Я задумался. Как ни странно, но ответить на этот вопрос я не мог. И никто другой, похоже, тоже не мог — молчали все.
— Следующий вопрос. Где находилась дверь с железным кольцом? Рама?
— За дверью была собака, — сказал я.
— Это правда, — согласился Улл. — Но где висела сама дверь? Двери ведь бывают в домах, в заборах, в стенах. Где была эта?

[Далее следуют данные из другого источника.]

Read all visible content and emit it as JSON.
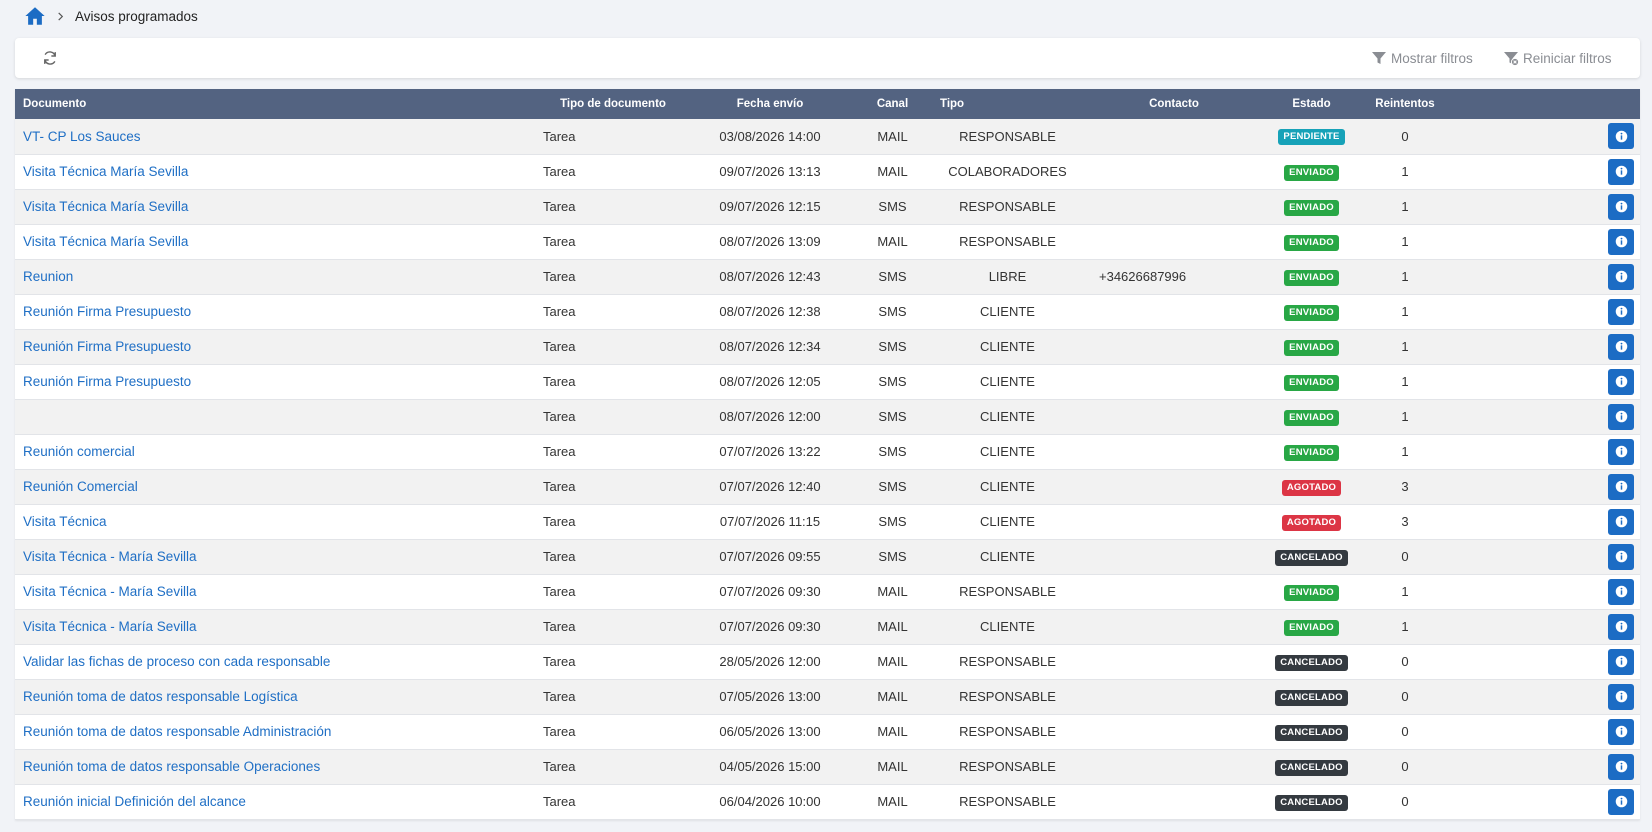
{
  "breadcrumb": {
    "home_icon": "home-icon",
    "current": "Avisos programados"
  },
  "toolbar": {
    "refresh_icon": "refresh-icon",
    "show_filters": "Mostrar filtros",
    "reset_filters": "Reiniciar filtros"
  },
  "table": {
    "headers": {
      "documento": "Documento",
      "tipo_documento": "Tipo de documento",
      "fecha_envio": "Fecha envío",
      "canal": "Canal",
      "tipo": "Tipo",
      "contacto": "Contacto",
      "estado": "Estado",
      "reintentos": "Reintentos"
    },
    "status_colors": {
      "PENDIENTE": "#17a2b8",
      "ENVIADO": "#28a745",
      "AGOTADO": "#dc3545",
      "CANCELADO": "#343a40"
    },
    "rows": [
      {
        "documento": "VT- CP Los Sauces",
        "tipo_documento": "Tarea",
        "fecha": "03/08/2026 14:00",
        "canal": "MAIL",
        "tipo": "RESPONSABLE",
        "contacto": "",
        "estado": "PENDIENTE",
        "reintentos": "0"
      },
      {
        "documento": "Visita Técnica María Sevilla",
        "tipo_documento": "Tarea",
        "fecha": "09/07/2026 13:13",
        "canal": "MAIL",
        "tipo": "COLABORADORES",
        "contacto": "",
        "estado": "ENVIADO",
        "reintentos": "1"
      },
      {
        "documento": "Visita Técnica María Sevilla",
        "tipo_documento": "Tarea",
        "fecha": "09/07/2026 12:15",
        "canal": "SMS",
        "tipo": "RESPONSABLE",
        "contacto": "",
        "estado": "ENVIADO",
        "reintentos": "1"
      },
      {
        "documento": "Visita Técnica María Sevilla",
        "tipo_documento": "Tarea",
        "fecha": "08/07/2026 13:09",
        "canal": "MAIL",
        "tipo": "RESPONSABLE",
        "contacto": "",
        "estado": "ENVIADO",
        "reintentos": "1"
      },
      {
        "documento": "Reunion",
        "tipo_documento": "Tarea",
        "fecha": "08/07/2026 12:43",
        "canal": "SMS",
        "tipo": "LIBRE",
        "contacto": "+34626687996",
        "estado": "ENVIADO",
        "reintentos": "1"
      },
      {
        "documento": "Reunión Firma Presupuesto",
        "tipo_documento": "Tarea",
        "fecha": "08/07/2026 12:38",
        "canal": "SMS",
        "tipo": "CLIENTE",
        "contacto": "",
        "estado": "ENVIADO",
        "reintentos": "1"
      },
      {
        "documento": "Reunión Firma Presupuesto",
        "tipo_documento": "Tarea",
        "fecha": "08/07/2026 12:34",
        "canal": "SMS",
        "tipo": "CLIENTE",
        "contacto": "",
        "estado": "ENVIADO",
        "reintentos": "1"
      },
      {
        "documento": "Reunión Firma Presupuesto",
        "tipo_documento": "Tarea",
        "fecha": "08/07/2026 12:05",
        "canal": "SMS",
        "tipo": "CLIENTE",
        "contacto": "",
        "estado": "ENVIADO",
        "reintentos": "1"
      },
      {
        "documento": "",
        "tipo_documento": "Tarea",
        "fecha": "08/07/2026 12:00",
        "canal": "SMS",
        "tipo": "CLIENTE",
        "contacto": "",
        "estado": "ENVIADO",
        "reintentos": "1"
      },
      {
        "documento": "Reunión comercial",
        "tipo_documento": "Tarea",
        "fecha": "07/07/2026 13:22",
        "canal": "SMS",
        "tipo": "CLIENTE",
        "contacto": "",
        "estado": "ENVIADO",
        "reintentos": "1"
      },
      {
        "documento": "Reunión Comercial",
        "tipo_documento": "Tarea",
        "fecha": "07/07/2026 12:40",
        "canal": "SMS",
        "tipo": "CLIENTE",
        "contacto": "",
        "estado": "AGOTADO",
        "reintentos": "3"
      },
      {
        "documento": "Visita Técnica",
        "tipo_documento": "Tarea",
        "fecha": "07/07/2026 11:15",
        "canal": "SMS",
        "tipo": "CLIENTE",
        "contacto": "",
        "estado": "AGOTADO",
        "reintentos": "3"
      },
      {
        "documento": "Visita Técnica - María Sevilla",
        "tipo_documento": "Tarea",
        "fecha": "07/07/2026 09:55",
        "canal": "SMS",
        "tipo": "CLIENTE",
        "contacto": "",
        "estado": "CANCELADO",
        "reintentos": "0"
      },
      {
        "documento": "Visita Técnica - María Sevilla",
        "tipo_documento": "Tarea",
        "fecha": "07/07/2026 09:30",
        "canal": "MAIL",
        "tipo": "RESPONSABLE",
        "contacto": "",
        "estado": "ENVIADO",
        "reintentos": "1"
      },
      {
        "documento": "Visita Técnica - María Sevilla",
        "tipo_documento": "Tarea",
        "fecha": "07/07/2026 09:30",
        "canal": "MAIL",
        "tipo": "CLIENTE",
        "contacto": "",
        "estado": "ENVIADO",
        "reintentos": "1"
      },
      {
        "documento": "Validar las fichas de proceso con cada responsable",
        "tipo_documento": "Tarea",
        "fecha": "28/05/2026 12:00",
        "canal": "MAIL",
        "tipo": "RESPONSABLE",
        "contacto": "",
        "estado": "CANCELADO",
        "reintentos": "0"
      },
      {
        "documento": "Reunión toma de datos responsable Logística",
        "tipo_documento": "Tarea",
        "fecha": "07/05/2026 13:00",
        "canal": "MAIL",
        "tipo": "RESPONSABLE",
        "contacto": "",
        "estado": "CANCELADO",
        "reintentos": "0"
      },
      {
        "documento": "Reunión toma de datos responsable Administración",
        "tipo_documento": "Tarea",
        "fecha": "06/05/2026 13:00",
        "canal": "MAIL",
        "tipo": "RESPONSABLE",
        "contacto": "",
        "estado": "CANCELADO",
        "reintentos": "0"
      },
      {
        "documento": "Reunión toma de datos responsable Operaciones",
        "tipo_documento": "Tarea",
        "fecha": "04/05/2026 15:00",
        "canal": "MAIL",
        "tipo": "RESPONSABLE",
        "contacto": "",
        "estado": "CANCELADO",
        "reintentos": "0"
      },
      {
        "documento": "Reunión inicial Definición del alcance",
        "tipo_documento": "Tarea",
        "fecha": "06/04/2026 10:00",
        "canal": "MAIL",
        "tipo": "RESPONSABLE",
        "contacto": "",
        "estado": "CANCELADO",
        "reintentos": "0"
      }
    ]
  }
}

— Я не заметил, — признался я.
— Кто-нибудь заметил? — спросил Улл.
Ответом было молчание.
— Я показал вам этот отрывок с одной-единственной целью, — сказал Улл. — Чтобы вы сразу поняли, чем лимбо отличается от реальности. Дело в том, что мои вопросы не имеют смысла. Потому что вампир, перематывавший эту анимограмму, не заинтересовался ни местом, где стоял пыточный столб, ни тем, где находилась дверь, в которую проскользнул его подопечный. Поэтому столб не стоял нигде. И дверь тоже. Все, что вы видите в лимбо, создается исключительно вниманием, которое вы к этому проявляете, сознательно или нет. Профессионализм ныряльщика заключается в том, чтобы, как говорил великий Оккам, не множить сущности без надобности. Запомните это как следует, дети мои, и вы облегчите себе жизнь… И это относится не только к лимбо. Но и ко всему остальному в жизни…
Улл сложил камертоны в свой мешок и печально посмотрел за наши спины — на восковых второгодников с последнего ряда.

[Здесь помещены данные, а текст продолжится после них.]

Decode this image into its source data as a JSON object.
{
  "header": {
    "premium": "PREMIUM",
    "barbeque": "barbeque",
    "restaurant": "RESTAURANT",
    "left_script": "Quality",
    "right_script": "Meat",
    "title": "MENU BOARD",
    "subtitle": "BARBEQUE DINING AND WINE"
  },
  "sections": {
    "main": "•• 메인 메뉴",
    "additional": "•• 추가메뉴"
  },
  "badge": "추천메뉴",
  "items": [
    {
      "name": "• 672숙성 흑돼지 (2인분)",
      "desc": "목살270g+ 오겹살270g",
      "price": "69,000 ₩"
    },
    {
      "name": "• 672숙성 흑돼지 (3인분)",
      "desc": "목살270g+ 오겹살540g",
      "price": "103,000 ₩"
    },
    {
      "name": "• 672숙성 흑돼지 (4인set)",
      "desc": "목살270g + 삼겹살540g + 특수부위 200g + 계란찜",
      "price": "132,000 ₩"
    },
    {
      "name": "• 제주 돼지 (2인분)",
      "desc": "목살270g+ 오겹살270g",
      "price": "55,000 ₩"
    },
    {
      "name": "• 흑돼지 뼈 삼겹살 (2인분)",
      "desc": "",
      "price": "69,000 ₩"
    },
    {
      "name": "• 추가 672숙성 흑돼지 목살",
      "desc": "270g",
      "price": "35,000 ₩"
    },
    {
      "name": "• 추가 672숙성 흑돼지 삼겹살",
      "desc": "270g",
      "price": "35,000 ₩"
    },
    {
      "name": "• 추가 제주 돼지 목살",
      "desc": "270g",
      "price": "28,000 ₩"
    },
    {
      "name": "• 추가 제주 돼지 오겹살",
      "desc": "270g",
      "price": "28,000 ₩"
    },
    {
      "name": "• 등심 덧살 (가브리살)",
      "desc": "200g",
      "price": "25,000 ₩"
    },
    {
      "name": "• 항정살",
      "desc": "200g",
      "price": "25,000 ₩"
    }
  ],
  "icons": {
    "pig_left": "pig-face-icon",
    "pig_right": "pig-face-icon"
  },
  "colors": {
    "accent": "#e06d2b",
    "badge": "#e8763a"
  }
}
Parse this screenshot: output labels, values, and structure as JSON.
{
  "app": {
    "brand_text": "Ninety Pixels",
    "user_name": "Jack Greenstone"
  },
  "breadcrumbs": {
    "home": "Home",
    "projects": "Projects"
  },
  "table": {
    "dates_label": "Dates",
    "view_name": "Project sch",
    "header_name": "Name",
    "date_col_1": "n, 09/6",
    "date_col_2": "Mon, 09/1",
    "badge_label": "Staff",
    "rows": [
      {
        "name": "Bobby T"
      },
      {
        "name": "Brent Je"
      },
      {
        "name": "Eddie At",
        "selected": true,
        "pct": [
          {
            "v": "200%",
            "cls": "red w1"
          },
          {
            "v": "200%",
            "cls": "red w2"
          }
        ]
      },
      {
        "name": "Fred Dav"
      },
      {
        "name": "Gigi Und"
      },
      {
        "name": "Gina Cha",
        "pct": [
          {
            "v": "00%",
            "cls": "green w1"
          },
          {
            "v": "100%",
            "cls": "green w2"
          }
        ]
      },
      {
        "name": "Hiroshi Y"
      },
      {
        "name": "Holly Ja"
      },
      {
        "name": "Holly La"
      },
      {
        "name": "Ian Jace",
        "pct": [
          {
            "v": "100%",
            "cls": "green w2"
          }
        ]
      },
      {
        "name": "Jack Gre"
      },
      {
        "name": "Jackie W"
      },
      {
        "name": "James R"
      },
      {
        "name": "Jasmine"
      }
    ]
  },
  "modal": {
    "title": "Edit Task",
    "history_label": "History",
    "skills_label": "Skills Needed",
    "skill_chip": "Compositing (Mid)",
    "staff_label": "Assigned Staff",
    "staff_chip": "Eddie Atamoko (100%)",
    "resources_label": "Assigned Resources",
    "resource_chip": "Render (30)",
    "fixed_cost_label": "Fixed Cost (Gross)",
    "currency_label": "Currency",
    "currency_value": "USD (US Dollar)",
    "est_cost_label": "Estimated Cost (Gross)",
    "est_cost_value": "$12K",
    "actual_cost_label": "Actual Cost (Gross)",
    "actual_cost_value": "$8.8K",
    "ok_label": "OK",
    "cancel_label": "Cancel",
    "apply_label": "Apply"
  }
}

— Мой курс окончен, — сказал он. — После того, как вы пробыли несколько мгновений древним Аидом, вы получаете право на титул «Великий Мертвец». Надеюсь, это придаст вам оптимизма, самоуважения и уверенности в себе. Остальное вы узнаете дома. Но если у кого-то остались вопросы, буду счастлив ответить.
Тар поднял руку.
— В прошлый раз вы говорили, что лимбо — это лаз к другим мирам, — сказал он. — А потом вы сказали, что оно возникает только в нашем сознании. Как оно тогда может вести к другим мирам?

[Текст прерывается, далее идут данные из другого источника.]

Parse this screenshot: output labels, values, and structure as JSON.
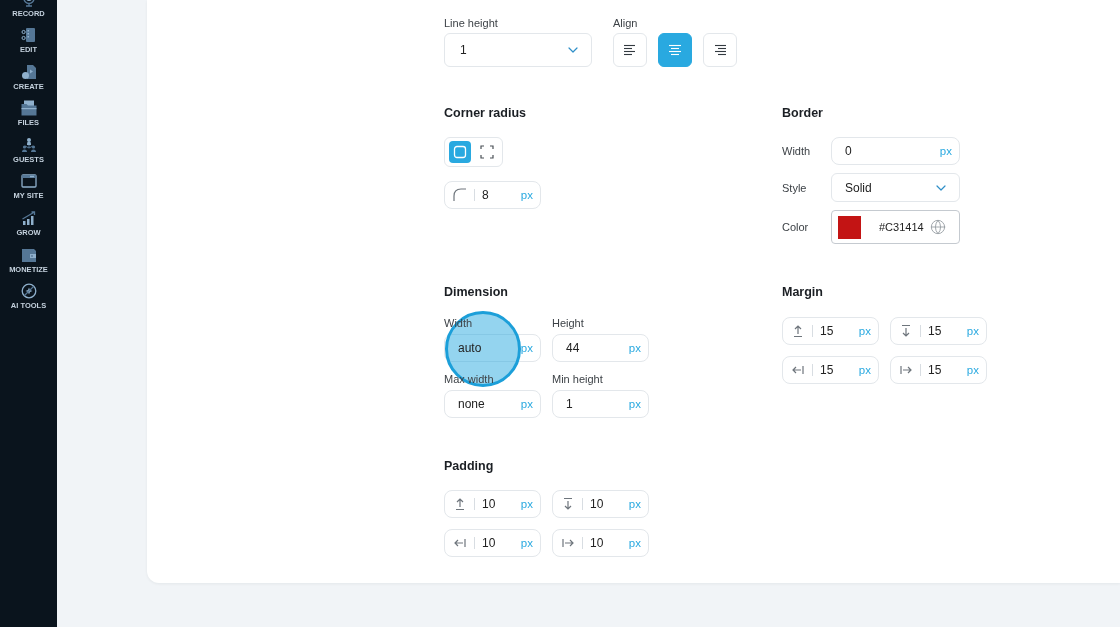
{
  "sidebar": {
    "items": [
      {
        "kind": "record",
        "label": "RECORD"
      },
      {
        "kind": "edit",
        "label": "EDIT"
      },
      {
        "kind": "create",
        "label": "CREATE"
      },
      {
        "kind": "files",
        "label": "FILES"
      },
      {
        "kind": "guests",
        "label": "GUESTS"
      },
      {
        "kind": "site",
        "label": "MY SITE"
      },
      {
        "kind": "grow",
        "label": "GROW"
      },
      {
        "kind": "monetize",
        "label": "MONETIZE"
      },
      {
        "kind": "ai",
        "label": "AI TOOLS"
      }
    ]
  },
  "text": {
    "line_height": {
      "label": "Line height",
      "value": "1"
    },
    "align": {
      "label": "Align",
      "options": [
        {
          "kind": "left",
          "selected": false
        },
        {
          "kind": "center",
          "selected": true
        },
        {
          "kind": "right",
          "selected": false
        }
      ]
    }
  },
  "corner_radius": {
    "title": "Corner radius",
    "modes": [
      {
        "kind": "all",
        "selected": true
      },
      {
        "kind": "each",
        "selected": false
      }
    ],
    "value": "8",
    "unit": "px"
  },
  "border": {
    "title": "Border",
    "width": {
      "label": "Width",
      "value": "0",
      "unit": "px"
    },
    "style": {
      "label": "Style",
      "value": "Solid"
    },
    "color": {
      "label": "Color",
      "value": "#C31414",
      "color": "#c31414"
    }
  },
  "dimension": {
    "title": "Dimension",
    "fields": [
      {
        "label": "Width",
        "value": "auto",
        "unit": "px",
        "clicked": true
      },
      {
        "label": "Height",
        "value": "44",
        "unit": "px",
        "clicked": false
      },
      {
        "label": "Max width",
        "value": "none",
        "unit": "px",
        "clicked": false
      },
      {
        "label": "Min height",
        "value": "1",
        "unit": "px",
        "clicked": false
      }
    ]
  },
  "margin": {
    "title": "Margin",
    "fields": [
      {
        "kind": "top",
        "value": "15",
        "unit": "px"
      },
      {
        "kind": "bottom",
        "value": "15",
        "unit": "px"
      },
      {
        "kind": "left",
        "value": "15",
        "unit": "px"
      },
      {
        "kind": "right",
        "value": "15",
        "unit": "px"
      }
    ]
  },
  "padding": {
    "title": "Padding",
    "fields": [
      {
        "kind": "top",
        "value": "10",
        "unit": "px"
      },
      {
        "kind": "bottom",
        "value": "10",
        "unit": "px"
      },
      {
        "kind": "left",
        "value": "10",
        "unit": "px"
      },
      {
        "kind": "right",
        "value": "10",
        "unit": "px"
      }
    ]
  }
}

— Вот именно по этой причине и может! — ответил Улл. — И только поэтому! Глупость человека в том, что он ищет других существ в мертвом материальном космосе, фиксируемом его пятью грубыми чувствами. Этот внешний «космос» — просто ничтожный и малоинтересный срез реальности. Наспех намалеванная панорама, которую можно считать декорацией к земному творению.
— Между прочим, — сказал Тар, — про эту панораму уже узнали столько, что даже нашли в ней несколько тысяч похожих на Землю планет. В миллионах световых лет друг от друга…
Улл махнул рукой.
— Проявляя к декорации интерес, человек просто начинает ее раскрашивать и дорисовывать.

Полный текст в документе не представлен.